Blackjack iPhone App

iphone BJ app

The Application

This Blackjack application can be used on the Apple iPhone and Apple iPod Touch and assists a player in counting cards. There are four card counting strategies you can choose to use with this app: High-Low, Hi-Opt I, Hi-Opt II, and Omega 2. You merely touch the right button for every card that is dealt in order to input the right value and the app calculates the true count for you while also displaying the running count. You needn’t even take your iPhone out of your pocket while counting. The app can be run in stealth mode, in which the screen is switched off. Using High-Low for instance, tap the right side of the screen for tens and aces, and the left side for cards valued 2-6. You don’t need to visually check the true count, because the app will cause the phone to vibrate when it’s time to bet aggressively.

Using this App

Although you wouldn’t want to get caught doing it, card counting itself is not illegal. However, the use of devices to calculate odds while gambling is considered a felony in most offline casinos and can lead to expulsion or even arrest. The iPhone card counting application can help you arrive at a more accurate true count than when counting manually. While it could get you into more trouble than it’s worth in an offline casino, you can still have a lot of fun with it, practicing your card counting skills or pulling a prank on some friends who haven’t come across this app yet.

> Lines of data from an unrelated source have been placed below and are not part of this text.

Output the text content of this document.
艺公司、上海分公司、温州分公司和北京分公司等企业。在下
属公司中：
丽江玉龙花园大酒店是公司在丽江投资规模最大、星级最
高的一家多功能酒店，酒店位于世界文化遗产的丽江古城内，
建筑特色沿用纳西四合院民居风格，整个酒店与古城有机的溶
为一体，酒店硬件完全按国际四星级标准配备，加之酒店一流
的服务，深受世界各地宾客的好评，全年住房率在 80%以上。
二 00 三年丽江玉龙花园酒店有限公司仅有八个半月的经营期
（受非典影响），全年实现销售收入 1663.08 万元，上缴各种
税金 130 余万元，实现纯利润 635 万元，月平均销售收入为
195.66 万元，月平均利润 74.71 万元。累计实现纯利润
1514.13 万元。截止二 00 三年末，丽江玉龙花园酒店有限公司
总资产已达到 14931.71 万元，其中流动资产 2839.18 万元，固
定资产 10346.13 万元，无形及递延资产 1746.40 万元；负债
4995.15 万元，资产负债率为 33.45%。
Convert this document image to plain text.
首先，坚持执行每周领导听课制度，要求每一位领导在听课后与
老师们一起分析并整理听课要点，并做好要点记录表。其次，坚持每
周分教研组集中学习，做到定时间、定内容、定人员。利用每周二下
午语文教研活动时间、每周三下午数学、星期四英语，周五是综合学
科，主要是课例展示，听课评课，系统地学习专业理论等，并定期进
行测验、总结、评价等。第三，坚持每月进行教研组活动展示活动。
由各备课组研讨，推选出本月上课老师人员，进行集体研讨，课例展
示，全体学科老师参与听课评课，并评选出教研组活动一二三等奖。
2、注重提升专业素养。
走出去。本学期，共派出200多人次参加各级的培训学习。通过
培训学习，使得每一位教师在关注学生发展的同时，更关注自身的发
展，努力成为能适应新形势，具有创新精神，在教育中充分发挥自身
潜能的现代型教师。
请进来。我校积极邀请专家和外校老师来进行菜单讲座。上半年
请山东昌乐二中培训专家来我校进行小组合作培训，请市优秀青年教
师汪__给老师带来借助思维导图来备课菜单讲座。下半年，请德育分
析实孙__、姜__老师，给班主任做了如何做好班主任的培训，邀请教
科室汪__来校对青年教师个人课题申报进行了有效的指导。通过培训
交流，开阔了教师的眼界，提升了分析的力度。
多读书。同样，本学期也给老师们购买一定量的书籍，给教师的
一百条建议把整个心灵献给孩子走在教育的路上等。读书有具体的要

The application can be found and downloaded via iTunes.

Using Devices

Claude Shannon

The history of the use of wearable and handheld calculating devices in casinos again begins with Edward Thorp who took the roulette calculator he invented with his friend and fellow mathematician Claude Shannon to Las Vegas after testing the cigarette packet-sized device repeatedly in Shannon’s lab, and published about their findings some time afterward. They also considered creating a blackjack device, but decided not to since Thorp preferred counting mentally. The inventor Keith Taft did create such a device, however, and in 1985 a devices law was first signed in Nevada to ban such devices from casinos.